The explanation from Bank of Israel Governor Stanley Fischer is that all over the world it is accepted that central bankers make more than other public sector employees.

Another explanation is that the central bank is in competition with the financial sector over recruiting the best employees, and salary levels are much higher in the private financial sector.

Fischer is worried. He has identified a trend of the best workers leaving the bank in the past few months, in particular from the banking supervision department.

The reason is the rising capital markets. If you have not been paying attention, then you should know that Israeli capital markets are hot. Not only are yields high, but so is the competition for employees as well as investment in marketing and advertising. Salaries in the financial sector have skyrocketed over the past year. Investment managers and advisors are now getting compensation conditions they could only have dreamt about before, and the feeling reminds people of what happened in the high-tech industry five or six years ago.
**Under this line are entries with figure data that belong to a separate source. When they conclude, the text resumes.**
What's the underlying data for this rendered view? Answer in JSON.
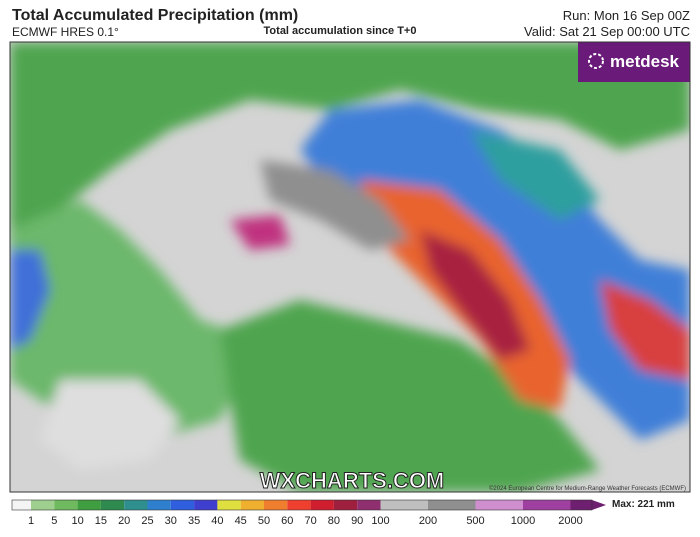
{
  "header": {
    "title": "Total Accumulated Precipitation (mm)",
    "model": "ECMWF HRES 0.1°",
    "subtitle": "Total accumulation since T+0",
    "run": "Run: Mon 16 Sep 00Z",
    "valid": "Valid: Sat 21 Sep 00:00 UTC"
  },
  "map": {
    "logo": "metdesk",
    "watermark": "WXCHARTS.COM",
    "copyright": "©2024 European Centre for Medium-Range Weather Forecasts (ECMWF)"
  },
  "colorbar": {
    "max": "Max: 221 mm",
    "ticks": [
      {
        "label": "1",
        "color": "#9fcf8f"
      },
      {
        "label": "5",
        "color": "#6fba5f"
      },
      {
        "label": "10",
        "color": "#3f9e3f"
      },
      {
        "label": "15",
        "color": "#2f8a4f"
      },
      {
        "label": "20",
        "color": "#2f8f8f"
      },
      {
        "label": "25",
        "color": "#2f7fcf"
      },
      {
        "label": "30",
        "color": "#2f5fdf"
      },
      {
        "label": "35",
        "color": "#3f3fcf"
      },
      {
        "label": "40",
        "color": "#dfdf3f"
      },
      {
        "label": "45",
        "color": "#efaf2f"
      },
      {
        "label": "50",
        "color": "#ef7f2f"
      },
      {
        "label": "60",
        "color": "#ef3f2f"
      },
      {
        "label": "70",
        "color": "#cf1f2f"
      },
      {
        "label": "80",
        "color": "#9f1f3f"
      },
      {
        "label": "90",
        "color": "#8f2f6f"
      },
      {
        "label": "100",
        "color": "#bfbfbf"
      },
      {
        "label": "200",
        "color": "#8f8f8f"
      },
      {
        "label": "500",
        "color": "#cf8fcf"
      },
      {
        "label": "1000",
        "color": "#9f3f9f"
      },
      {
        "label": "2000",
        "color": "#6f1f6f"
      }
    ]
  }
}
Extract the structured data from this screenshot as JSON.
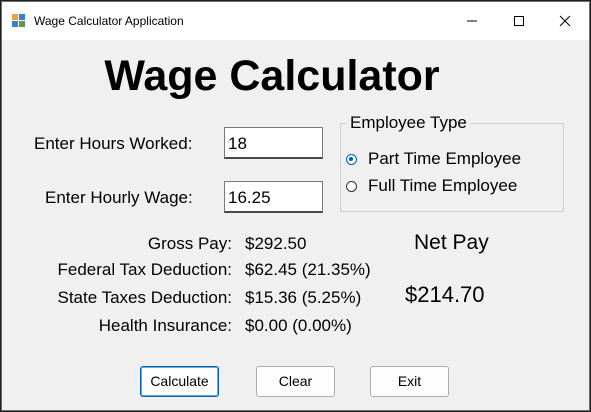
{
  "window": {
    "title": "Wage Calculator Application"
  },
  "heading": "Wage Calculator",
  "inputs": {
    "hours_label": "Enter Hours Worked:",
    "hours_value": "18",
    "wage_label": "Enter Hourly Wage:",
    "wage_value": "16.25"
  },
  "employee_type": {
    "title": "Employee Type",
    "options": [
      {
        "label": "Part Time Employee",
        "checked": true
      },
      {
        "label": "Full Time Employee",
        "checked": false
      }
    ]
  },
  "results": {
    "gross_label": "Gross Pay:",
    "gross_value": "$292.50",
    "federal_label": "Federal Tax Deduction:",
    "federal_value": "$62.45 (21.35%)",
    "state_label": "State Taxes Deduction:",
    "state_value": "$15.36 (5.25%)",
    "health_label": "Health Insurance:",
    "health_value": "$0.00 (0.00%)"
  },
  "net_pay": {
    "label": "Net Pay",
    "value": "$214.70"
  },
  "buttons": {
    "calculate": "Calculate",
    "clear": "Clear",
    "exit": "Exit"
  },
  "colors": {
    "accent": "#005fb8",
    "window_bg": "#f0f0f0",
    "titlebar_bg": "#ffffff"
  }
}
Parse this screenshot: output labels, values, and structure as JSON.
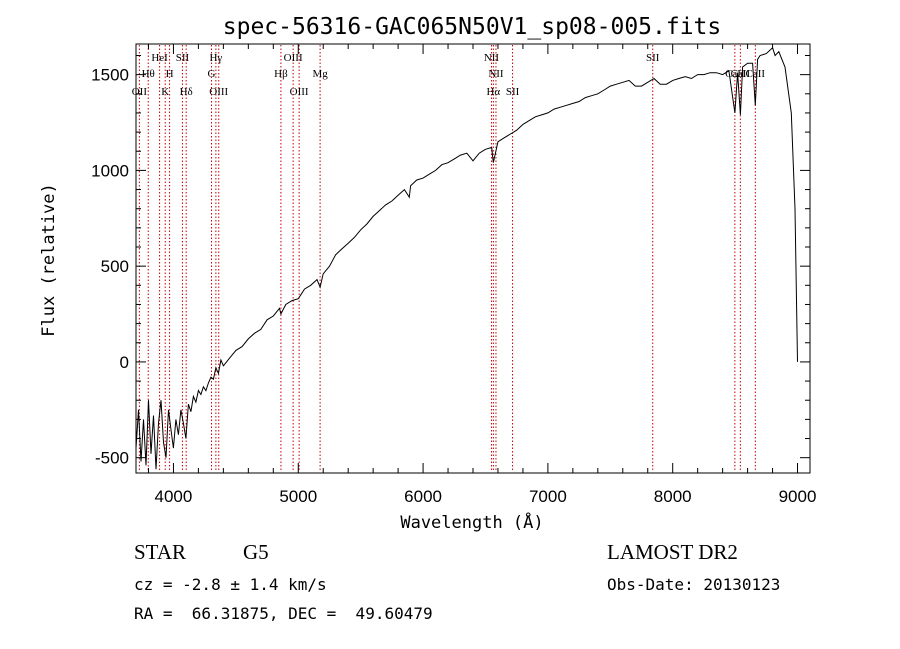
{
  "chart_data": {
    "type": "line",
    "title": "spec-56316-GAC065N50V1_sp08-005.fits",
    "xlabel": "Wavelength (Å)",
    "ylabel": "Flux (relative)",
    "xlim": [
      3700,
      9100
    ],
    "ylim": [
      -580,
      1660
    ],
    "xticks": [
      4000,
      5000,
      6000,
      7000,
      8000,
      9000
    ],
    "yticks": [
      -500,
      0,
      500,
      1000,
      1500
    ],
    "series": [
      {
        "values_x": [
          3700,
          3720,
          3740,
          3760,
          3780,
          3800,
          3820,
          3840,
          3860,
          3880,
          3900,
          3920,
          3940,
          3960,
          3980,
          4000,
          4020,
          4040,
          4060,
          4080,
          4100,
          4120,
          4140,
          4160,
          4180,
          4200,
          4220,
          4240,
          4260,
          4280,
          4300,
          4320,
          4340,
          4360,
          4380,
          4400,
          4450,
          4500,
          4550,
          4600,
          4650,
          4700,
          4750,
          4800,
          4850,
          4861,
          4900,
          4950,
          5000,
          5050,
          5100,
          5150,
          5175,
          5200,
          5250,
          5300,
          5350,
          5400,
          5450,
          5500,
          5550,
          5600,
          5650,
          5700,
          5750,
          5800,
          5850,
          5890,
          5900,
          5950,
          6000,
          6050,
          6100,
          6150,
          6200,
          6250,
          6300,
          6350,
          6400,
          6450,
          6500,
          6550,
          6563,
          6600,
          6650,
          6700,
          6750,
          6800,
          6850,
          6900,
          6950,
          7000,
          7050,
          7100,
          7150,
          7200,
          7250,
          7300,
          7350,
          7400,
          7450,
          7500,
          7550,
          7600,
          7650,
          7700,
          7750,
          7800,
          7850,
          7900,
          7950,
          8000,
          8050,
          8100,
          8150,
          8200,
          8250,
          8300,
          8350,
          8400,
          8450,
          8498,
          8520,
          8542,
          8560,
          8600,
          8640,
          8662,
          8680,
          8700,
          8750,
          8800,
          8820,
          8850,
          8900,
          8950,
          8980,
          9000
        ],
        "values_y": [
          -450,
          -250,
          -520,
          -300,
          -540,
          -200,
          -480,
          -280,
          -560,
          -320,
          -200,
          -420,
          -500,
          -250,
          -350,
          -450,
          -300,
          -380,
          -250,
          -320,
          -400,
          -220,
          -260,
          -180,
          -210,
          -150,
          -170,
          -130,
          -150,
          -110,
          -80,
          -90,
          -30,
          -60,
          10,
          -20,
          20,
          60,
          80,
          120,
          150,
          170,
          220,
          240,
          280,
          250,
          300,
          320,
          330,
          380,
          400,
          430,
          390,
          460,
          500,
          560,
          590,
          620,
          650,
          690,
          720,
          760,
          790,
          820,
          840,
          870,
          900,
          860,
          920,
          950,
          960,
          980,
          1000,
          1030,
          1040,
          1060,
          1080,
          1090,
          1050,
          1090,
          1110,
          1120,
          1040,
          1150,
          1170,
          1190,
          1210,
          1240,
          1260,
          1280,
          1290,
          1300,
          1320,
          1330,
          1340,
          1350,
          1360,
          1380,
          1390,
          1400,
          1420,
          1440,
          1450,
          1460,
          1470,
          1440,
          1440,
          1460,
          1480,
          1450,
          1450,
          1470,
          1480,
          1490,
          1480,
          1500,
          1500,
          1510,
          1510,
          1500,
          1520,
          1300,
          1510,
          1290,
          1540,
          1560,
          1560,
          1340,
          1580,
          1600,
          1610,
          1640,
          1600,
          1620,
          1540,
          1300,
          800,
          0
        ]
      }
    ],
    "spectral_lines": [
      {
        "label": "OII",
        "x": 3727,
        "row": 3
      },
      {
        "label": "Hθ",
        "x": 3798,
        "row": 2
      },
      {
        "label": "HeI",
        "x": 3889,
        "row": 1
      },
      {
        "label": "K",
        "x": 3934,
        "row": 3
      },
      {
        "label": "H",
        "x": 3969,
        "row": 2
      },
      {
        "label": "SII",
        "x": 4072,
        "row": 1
      },
      {
        "label": "Hδ",
        "x": 4102,
        "row": 3
      },
      {
        "label": "Hγ",
        "x": 4340,
        "row": 1
      },
      {
        "label": "G",
        "x": 4305,
        "row": 2
      },
      {
        "label": "OIII",
        "x": 4363,
        "row": 3
      },
      {
        "label": "Hβ",
        "x": 4861,
        "row": 2
      },
      {
        "label": "OIII",
        "x": 4959,
        "row": 1
      },
      {
        "label": "OIII",
        "x": 5007,
        "row": 3
      },
      {
        "label": "Mg",
        "x": 5175,
        "row": 2
      },
      {
        "label": "NII",
        "x": 6548,
        "row": 1
      },
      {
        "label": "NII",
        "x": 6584,
        "row": 2
      },
      {
        "label": "Hα",
        "x": 6563,
        "row": 3
      },
      {
        "label": "SII",
        "x": 6717,
        "row": 3
      },
      {
        "label": "SII",
        "x": 7840,
        "row": 1
      },
      {
        "label": "CaII",
        "x": 8498,
        "row": 2
      },
      {
        "label": "CaII",
        "x": 8542,
        "row": 2
      },
      {
        "label": "CaII",
        "x": 8662,
        "row": 2
      }
    ],
    "line_marker_color": "#cc0000",
    "spectrum_color": "#000000",
    "grid": false
  },
  "info": {
    "object_class": "STAR",
    "subclass": "G5",
    "survey": "LAMOST DR2",
    "cz": "cz = -2.8 ± 1.4 km/s",
    "obs_date": "Obs-Date: 20130123",
    "coords": "RA =  66.31875, DEC =  49.60479"
  }
}
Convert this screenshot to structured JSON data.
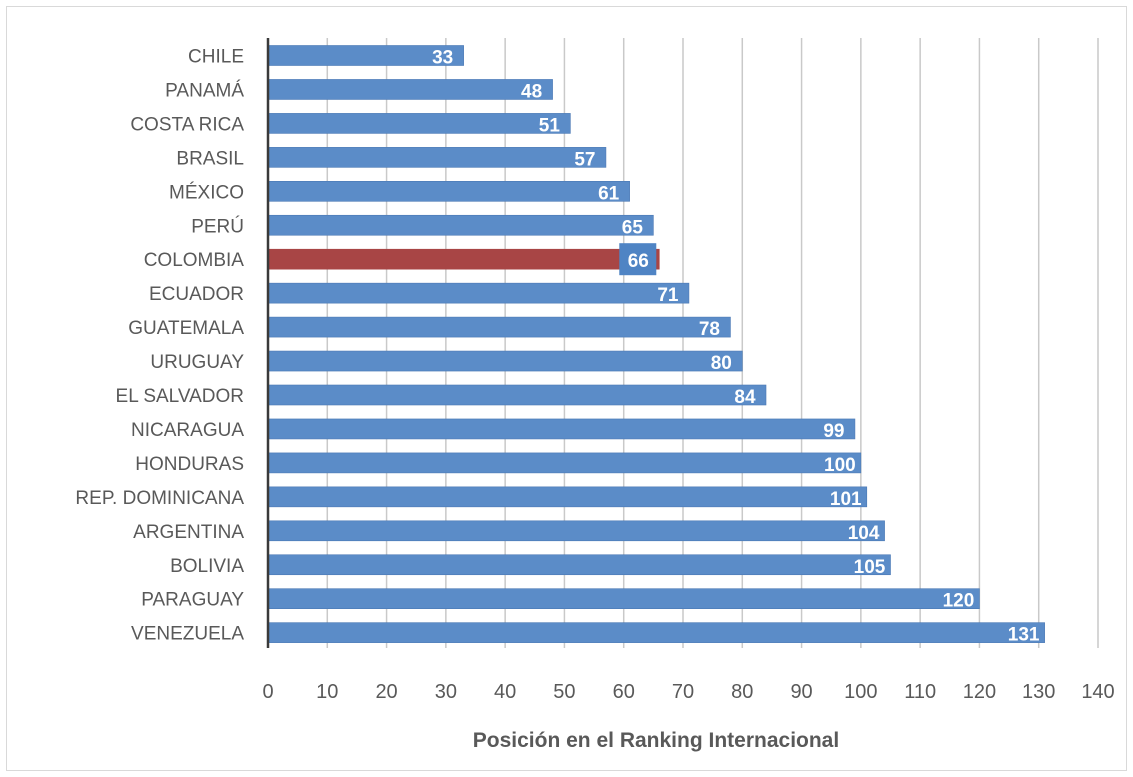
{
  "chart_data": {
    "type": "bar",
    "orientation": "horizontal",
    "categories": [
      "CHILE",
      "PANAMÁ",
      "COSTA RICA",
      "BRASIL",
      "MÉXICO",
      "PERÚ",
      "COLOMBIA",
      "ECUADOR",
      "GUATEMALA",
      "URUGUAY",
      "EL SALVADOR",
      "NICARAGUA",
      "HONDURAS",
      "REP. DOMINICANA",
      "ARGENTINA",
      "BOLIVIA",
      "PARAGUAY",
      "VENEZUELA"
    ],
    "values": [
      33,
      48,
      51,
      57,
      61,
      65,
      66,
      71,
      78,
      80,
      84,
      99,
      100,
      101,
      104,
      105,
      120,
      131
    ],
    "data_labels": [
      "33",
      "48",
      "51",
      "57",
      "61",
      "65",
      "66",
      "71",
      "78",
      "80",
      "84",
      "99",
      "100",
      "101",
      "104",
      "105",
      "120",
      "131"
    ],
    "highlight_category": "COLOMBIA",
    "title": "",
    "xlabel": "Posición en el Ranking Internacional",
    "ylabel": "",
    "xlim": [
      0,
      140
    ],
    "xticks": [
      "0",
      "10",
      "20",
      "30",
      "40",
      "50",
      "60",
      "70",
      "80",
      "90",
      "100",
      "110",
      "120",
      "130",
      "140"
    ],
    "grid": "vertical",
    "legend": "none",
    "colors": {
      "bar": "#5b8cc8",
      "bar_edge": "#4a78b4",
      "highlight": "#a84545",
      "highlight_label_box": "#4f84c4",
      "grid": "#c9c9c9",
      "axis": "#3a3a3a",
      "text": "#595959",
      "data_label": "#ffffff",
      "frame": "#d9d9d9"
    }
  }
}
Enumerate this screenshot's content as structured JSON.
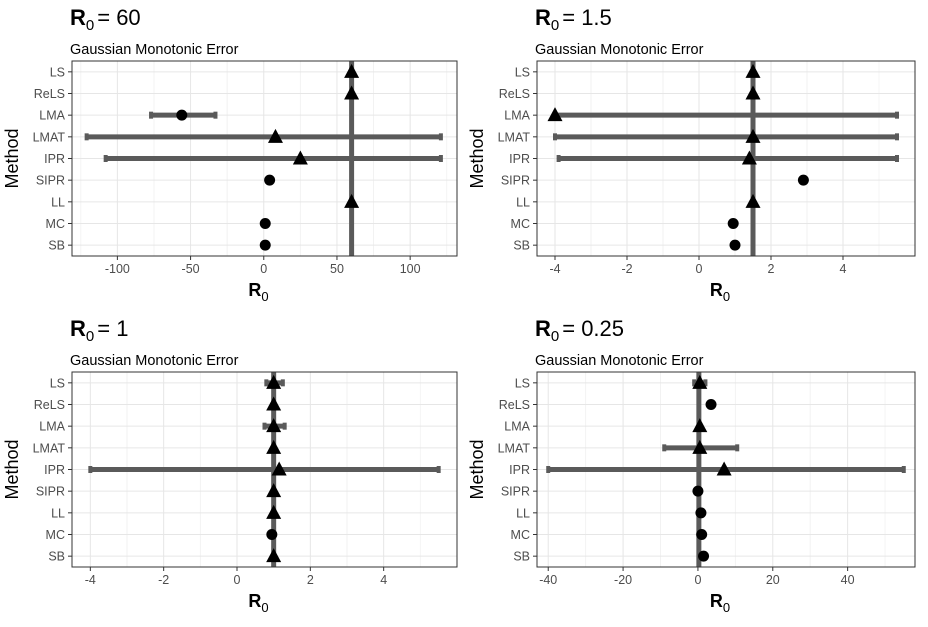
{
  "figure": {
    "panels": [
      {
        "title_main": "R",
        "title_sub": "0",
        "title_value": "= 60",
        "subtitle": "Gaussian Monotonic Error"
      },
      {
        "title_main": "R",
        "title_sub": "0",
        "title_value": "= 1.5",
        "subtitle": "Gaussian Monotonic Error"
      },
      {
        "title_main": "R",
        "title_sub": "0",
        "title_value": "= 1",
        "subtitle": "Gaussian Monotonic Error"
      },
      {
        "title_main": "R",
        "title_sub": "0",
        "title_value": "= 0.25",
        "subtitle": "Gaussian Monotonic Error"
      }
    ]
  },
  "chart_data": [
    {
      "type": "scatter",
      "title": "R0 = 60",
      "subtitle": "Gaussian Monotonic Error",
      "xlabel": "R0",
      "xlabel_main": "R",
      "xlabel_sub": "0",
      "ylabel": "Method",
      "categories": [
        "LS",
        "ReLS",
        "LMA",
        "LMAT",
        "IPR",
        "SIPR",
        "LL",
        "MC",
        "SB"
      ],
      "xlim": [
        -131,
        132
      ],
      "xticks": [
        -100,
        -50,
        0,
        50,
        100
      ],
      "xtick_labels": [
        "-100",
        "-50",
        "0",
        "50",
        "100"
      ],
      "reference_value": 60,
      "grid": true,
      "points": [
        {
          "method": "LS",
          "estimate": 60,
          "lower": null,
          "upper": null,
          "shape": "triangle"
        },
        {
          "method": "ReLS",
          "estimate": 60,
          "lower": null,
          "upper": null,
          "shape": "triangle"
        },
        {
          "method": "LMA",
          "estimate": -56,
          "lower": -77,
          "upper": -33,
          "shape": "circle"
        },
        {
          "method": "LMAT",
          "estimate": 8,
          "lower": -121,
          "upper": 121,
          "shape": "triangle"
        },
        {
          "method": "IPR",
          "estimate": 25,
          "lower": -108,
          "upper": 121,
          "shape": "triangle"
        },
        {
          "method": "SIPR",
          "estimate": 4,
          "lower": null,
          "upper": null,
          "shape": "circle"
        },
        {
          "method": "LL",
          "estimate": 60,
          "lower": null,
          "upper": null,
          "shape": "triangle"
        },
        {
          "method": "MC",
          "estimate": 1,
          "lower": null,
          "upper": null,
          "shape": "circle"
        },
        {
          "method": "SB",
          "estimate": 1,
          "lower": null,
          "upper": null,
          "shape": "circle"
        }
      ]
    },
    {
      "type": "scatter",
      "title": "R0 = 1.5",
      "subtitle": "Gaussian Monotonic Error",
      "xlabel": "R0",
      "xlabel_main": "R",
      "xlabel_sub": "0",
      "ylabel": "Method",
      "categories": [
        "LS",
        "ReLS",
        "LMA",
        "LMAT",
        "IPR",
        "SIPR",
        "LL",
        "MC",
        "SB"
      ],
      "xlim": [
        -4.5,
        6.0
      ],
      "xticks": [
        -4,
        -2,
        0,
        2,
        4
      ],
      "xtick_labels": [
        "-4",
        "-2",
        "0",
        "2",
        "4"
      ],
      "reference_value": 1.5,
      "grid": true,
      "points": [
        {
          "method": "LS",
          "estimate": 1.5,
          "lower": null,
          "upper": null,
          "shape": "triangle"
        },
        {
          "method": "ReLS",
          "estimate": 1.5,
          "lower": null,
          "upper": null,
          "shape": "triangle"
        },
        {
          "method": "LMA",
          "estimate": -4.0,
          "lower": -4.0,
          "upper": 5.5,
          "shape": "triangle"
        },
        {
          "method": "LMAT",
          "estimate": 1.5,
          "lower": -4.0,
          "upper": 5.5,
          "shape": "triangle"
        },
        {
          "method": "IPR",
          "estimate": 1.4,
          "lower": -3.9,
          "upper": 5.5,
          "shape": "triangle"
        },
        {
          "method": "SIPR",
          "estimate": 2.9,
          "lower": null,
          "upper": null,
          "shape": "circle"
        },
        {
          "method": "LL",
          "estimate": 1.5,
          "lower": null,
          "upper": null,
          "shape": "triangle"
        },
        {
          "method": "MC",
          "estimate": 0.95,
          "lower": null,
          "upper": null,
          "shape": "circle"
        },
        {
          "method": "SB",
          "estimate": 1.0,
          "lower": null,
          "upper": null,
          "shape": "circle"
        }
      ]
    },
    {
      "type": "scatter",
      "title": "R0 = 1",
      "subtitle": "Gaussian Monotonic Error",
      "xlabel": "R0",
      "xlabel_main": "R",
      "xlabel_sub": "0",
      "ylabel": "Method",
      "categories": [
        "LS",
        "ReLS",
        "LMA",
        "LMAT",
        "IPR",
        "SIPR",
        "LL",
        "MC",
        "SB"
      ],
      "xlim": [
        -4.5,
        6.0
      ],
      "xticks": [
        -4,
        -2,
        0,
        2,
        4
      ],
      "xtick_labels": [
        "-4",
        "-2",
        "0",
        "2",
        "4"
      ],
      "reference_value": 1,
      "grid": true,
      "points": [
        {
          "method": "LS",
          "estimate": 1.0,
          "lower": 0.8,
          "upper": 1.25,
          "shape": "triangle"
        },
        {
          "method": "ReLS",
          "estimate": 1.0,
          "lower": null,
          "upper": null,
          "shape": "triangle"
        },
        {
          "method": "LMA",
          "estimate": 1.0,
          "lower": 0.75,
          "upper": 1.3,
          "shape": "triangle"
        },
        {
          "method": "LMAT",
          "estimate": 1.0,
          "lower": null,
          "upper": null,
          "shape": "triangle"
        },
        {
          "method": "IPR",
          "estimate": 1.15,
          "lower": -4.0,
          "upper": 5.5,
          "shape": "triangle"
        },
        {
          "method": "SIPR",
          "estimate": 1.0,
          "lower": null,
          "upper": null,
          "shape": "triangle"
        },
        {
          "method": "LL",
          "estimate": 1.0,
          "lower": null,
          "upper": null,
          "shape": "triangle"
        },
        {
          "method": "MC",
          "estimate": 0.95,
          "lower": null,
          "upper": null,
          "shape": "circle"
        },
        {
          "method": "SB",
          "estimate": 1.0,
          "lower": null,
          "upper": null,
          "shape": "triangle"
        }
      ]
    },
    {
      "type": "scatter",
      "title": "R0 = 0.25",
      "subtitle": "Gaussian Monotonic Error",
      "xlabel": "R0",
      "xlabel_main": "R",
      "xlabel_sub": "0",
      "ylabel": "Method",
      "categories": [
        "LS",
        "ReLS",
        "LMA",
        "LMAT",
        "IPR",
        "SIPR",
        "LL",
        "MC",
        "SB"
      ],
      "xlim": [
        -43,
        58
      ],
      "xticks": [
        -40,
        -20,
        0,
        20,
        40
      ],
      "xtick_labels": [
        "-40",
        "-20",
        "0",
        "20",
        "40"
      ],
      "reference_value": 0.25,
      "grid": true,
      "points": [
        {
          "method": "LS",
          "estimate": 0.5,
          "lower": -1.0,
          "upper": 2.0,
          "shape": "triangle"
        },
        {
          "method": "ReLS",
          "estimate": 3.5,
          "lower": null,
          "upper": null,
          "shape": "circle"
        },
        {
          "method": "LMA",
          "estimate": 0.5,
          "lower": null,
          "upper": null,
          "shape": "triangle"
        },
        {
          "method": "LMAT",
          "estimate": 0.5,
          "lower": -9,
          "upper": 10.5,
          "shape": "triangle"
        },
        {
          "method": "IPR",
          "estimate": 7,
          "lower": -40,
          "upper": 55,
          "shape": "triangle"
        },
        {
          "method": "SIPR",
          "estimate": 0.0,
          "lower": null,
          "upper": null,
          "shape": "circle"
        },
        {
          "method": "LL",
          "estimate": 0.8,
          "lower": null,
          "upper": null,
          "shape": "circle"
        },
        {
          "method": "MC",
          "estimate": 1.0,
          "lower": null,
          "upper": null,
          "shape": "circle"
        },
        {
          "method": "SB",
          "estimate": 1.5,
          "lower": null,
          "upper": null,
          "shape": "circle"
        }
      ]
    }
  ]
}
Fischer thinks that treasury employees are different than those at the Bank of Israel. Treasury officials retire and go to work in the private sector, but in Fischer's opinion, that is a bad thing for the central bank. The bank needs professionals for the long-term. Will NIS 3,000 a month more for senior Bank of Israel managers compared to what ministry director generals get paid make the difference? It is hard to believe. If there are temptations in the business sector of the type that turned many former government officials into millionaires, a difference of a few thousand shekels a month will not bridge the gap.

What it will do, however, is perpetuate the situation where Bank of Israel employees make more and get better benefits than employees of the treasury. And in spite of this, the parking lot of the central bank empties out at four in the afternoon, while on the other side of the road at the finance ministry, it is still hard to find a parking place at that hour.